La Commission scolaire de Montréal (CSDM) réalisera des compressions budgétaires de 23M$ au cours de l’année 2015-2016.

Le gouvernement du Québec a demandé à la plus grosse commission scolaire du Québec de comprimer ses dépenses de 10M$. À cela, il faut ajouter quelque 13M$ prévus au plan de retour à l’équilibre budgétaire de la CSDM qui s’étend du cinq ans.

«On essaie de faire les meilleurs choix dans un contexte particulièrement difficile», a indiqué mardi la présidente de la CSDM, Catherine Harel-Bourdon à la suite d’une séance extraordinaire du conseil des commissaires.

«Protégeons l’école publique, dénonçons les compressions» –Des enseignants de la CSDM, qui ont perturbé la séance extraordinaire du conseil des commissaires mardi soir et qui ont forcé la suspension momentanée des travaux.

Pour réduire ses coûts de 23M$, la CSDM entend retenir des mesures contenues dans le rapport de la firme Raymond Chabot Grant Thornton qu’a commandé en décembre dernier le gouvernement du Québec. Elle a récemment aboli 175 postes de professionnels et d’employés de soutien et, mardi soir, elle a éliminé 17 postes de directeur adjoint. Mme Harel-Bourdon a aussi parlé «d’optimisation de l’organisation scolaire». Une nouvelle directrice adjointe des services financiers et des ressources matérielles a pour ce faire été embauchée.
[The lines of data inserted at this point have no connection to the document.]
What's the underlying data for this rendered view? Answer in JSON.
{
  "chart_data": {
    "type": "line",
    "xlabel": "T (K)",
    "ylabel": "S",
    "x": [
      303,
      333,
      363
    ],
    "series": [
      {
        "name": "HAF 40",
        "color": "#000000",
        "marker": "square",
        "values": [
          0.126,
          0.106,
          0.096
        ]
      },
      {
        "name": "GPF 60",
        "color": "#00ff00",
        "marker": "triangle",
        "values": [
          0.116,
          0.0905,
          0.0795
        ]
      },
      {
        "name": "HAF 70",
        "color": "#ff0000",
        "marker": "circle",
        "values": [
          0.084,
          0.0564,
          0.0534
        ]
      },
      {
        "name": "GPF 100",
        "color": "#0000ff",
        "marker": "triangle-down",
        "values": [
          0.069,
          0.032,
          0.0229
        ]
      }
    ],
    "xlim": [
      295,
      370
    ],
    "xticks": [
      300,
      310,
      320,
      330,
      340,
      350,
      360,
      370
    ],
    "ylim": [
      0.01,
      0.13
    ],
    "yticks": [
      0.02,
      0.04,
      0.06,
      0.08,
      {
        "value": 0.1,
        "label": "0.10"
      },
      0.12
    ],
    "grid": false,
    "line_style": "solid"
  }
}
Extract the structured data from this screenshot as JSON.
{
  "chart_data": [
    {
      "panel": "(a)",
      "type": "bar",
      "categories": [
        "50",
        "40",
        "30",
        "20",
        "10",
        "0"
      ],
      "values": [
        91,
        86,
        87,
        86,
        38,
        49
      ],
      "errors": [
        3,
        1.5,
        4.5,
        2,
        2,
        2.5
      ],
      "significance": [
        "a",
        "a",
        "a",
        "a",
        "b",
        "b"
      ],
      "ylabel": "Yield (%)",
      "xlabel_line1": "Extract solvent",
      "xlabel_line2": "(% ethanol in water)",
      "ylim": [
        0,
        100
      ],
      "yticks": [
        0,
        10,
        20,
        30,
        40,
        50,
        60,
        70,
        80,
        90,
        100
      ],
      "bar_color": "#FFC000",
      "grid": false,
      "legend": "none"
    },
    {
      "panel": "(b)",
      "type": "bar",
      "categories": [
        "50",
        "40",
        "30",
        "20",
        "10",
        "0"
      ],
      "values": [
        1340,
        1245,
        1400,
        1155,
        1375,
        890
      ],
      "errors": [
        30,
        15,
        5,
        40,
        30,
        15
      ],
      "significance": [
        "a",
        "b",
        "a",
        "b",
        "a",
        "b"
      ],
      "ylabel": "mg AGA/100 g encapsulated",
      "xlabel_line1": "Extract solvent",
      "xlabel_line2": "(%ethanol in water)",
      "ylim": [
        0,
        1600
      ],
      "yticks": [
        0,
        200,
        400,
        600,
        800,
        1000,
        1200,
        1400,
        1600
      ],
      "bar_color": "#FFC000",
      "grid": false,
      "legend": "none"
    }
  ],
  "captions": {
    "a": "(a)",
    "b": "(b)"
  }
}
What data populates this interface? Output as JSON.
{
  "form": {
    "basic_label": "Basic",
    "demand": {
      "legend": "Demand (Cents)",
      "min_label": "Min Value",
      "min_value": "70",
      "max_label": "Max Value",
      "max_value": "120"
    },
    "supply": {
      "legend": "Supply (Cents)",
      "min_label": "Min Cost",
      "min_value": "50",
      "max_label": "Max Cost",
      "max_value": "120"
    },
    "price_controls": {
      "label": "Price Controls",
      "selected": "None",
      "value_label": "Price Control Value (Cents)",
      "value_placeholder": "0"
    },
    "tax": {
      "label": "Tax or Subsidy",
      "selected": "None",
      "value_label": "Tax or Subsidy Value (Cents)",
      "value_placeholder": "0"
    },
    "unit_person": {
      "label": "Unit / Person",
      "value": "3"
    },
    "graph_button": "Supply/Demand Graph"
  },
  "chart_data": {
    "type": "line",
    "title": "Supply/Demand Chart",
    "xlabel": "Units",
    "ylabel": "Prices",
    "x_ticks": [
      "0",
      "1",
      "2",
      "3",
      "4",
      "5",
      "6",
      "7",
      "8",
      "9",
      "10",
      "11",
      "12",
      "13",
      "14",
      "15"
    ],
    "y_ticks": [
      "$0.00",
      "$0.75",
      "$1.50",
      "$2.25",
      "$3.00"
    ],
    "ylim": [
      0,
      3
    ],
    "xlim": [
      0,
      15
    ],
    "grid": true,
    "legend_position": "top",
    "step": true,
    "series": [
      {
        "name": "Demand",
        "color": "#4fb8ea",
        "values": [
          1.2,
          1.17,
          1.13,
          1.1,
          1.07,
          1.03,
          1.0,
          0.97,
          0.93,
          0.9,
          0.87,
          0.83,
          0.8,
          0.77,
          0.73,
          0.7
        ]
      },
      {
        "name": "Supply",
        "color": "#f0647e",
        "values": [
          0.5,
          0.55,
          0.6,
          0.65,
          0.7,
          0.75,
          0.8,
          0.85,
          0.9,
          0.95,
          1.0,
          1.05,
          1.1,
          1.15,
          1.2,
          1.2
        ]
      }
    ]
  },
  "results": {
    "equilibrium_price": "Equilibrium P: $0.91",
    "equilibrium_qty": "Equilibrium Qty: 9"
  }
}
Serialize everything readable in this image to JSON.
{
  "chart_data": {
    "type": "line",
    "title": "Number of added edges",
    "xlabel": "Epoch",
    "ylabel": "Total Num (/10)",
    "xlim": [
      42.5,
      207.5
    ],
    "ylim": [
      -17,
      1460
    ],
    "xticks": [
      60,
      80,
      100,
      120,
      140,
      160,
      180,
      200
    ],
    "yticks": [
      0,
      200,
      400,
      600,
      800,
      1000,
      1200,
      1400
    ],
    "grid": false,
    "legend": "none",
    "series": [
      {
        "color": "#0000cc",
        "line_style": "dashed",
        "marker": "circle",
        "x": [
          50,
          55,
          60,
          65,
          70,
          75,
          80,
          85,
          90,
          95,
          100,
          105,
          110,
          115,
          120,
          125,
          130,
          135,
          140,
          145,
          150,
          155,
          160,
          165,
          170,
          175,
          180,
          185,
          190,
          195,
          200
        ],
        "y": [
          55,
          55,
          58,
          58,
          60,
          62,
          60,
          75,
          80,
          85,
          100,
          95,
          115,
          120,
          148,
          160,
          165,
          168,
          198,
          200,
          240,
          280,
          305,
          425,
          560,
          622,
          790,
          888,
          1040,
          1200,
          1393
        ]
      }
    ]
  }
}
Malgré toutes ces compressions, la CSDM pourra compter sur des revenus supplémentaires. La hausse de la valeur foncière des immeubles montréalais fait en sorte que la commission scolaire recevra près de 175M$ en taxes scolaires en 2015-2016, en hausse d’environ 4M$ par rapport à l’année scolaire précédente.

Depuis cinq ans, la CSDM a absorbé des compressions budgétaires de près de 85M$, a noté Catherine Harel-Bourdon. En 2016-2017, soit la dernière année de son plan de retour à l’équilibre budgétaire, elle devra encore réduire ses dépenses de près de 19M$.

La présidente de la CSDM a insisté sur la nécessité de travailler avec le gouvernement du Québec en évoquant les besoins importants des écoles qui doivent être rénovées et des élèves en difficulté qui doivent recevoir des services. «Je ne suis pas là pour me chicaner, a dit celle qui, par le passé, a tenu tête au gouvernement. Je suis là pour rendre de bons services au élèves.»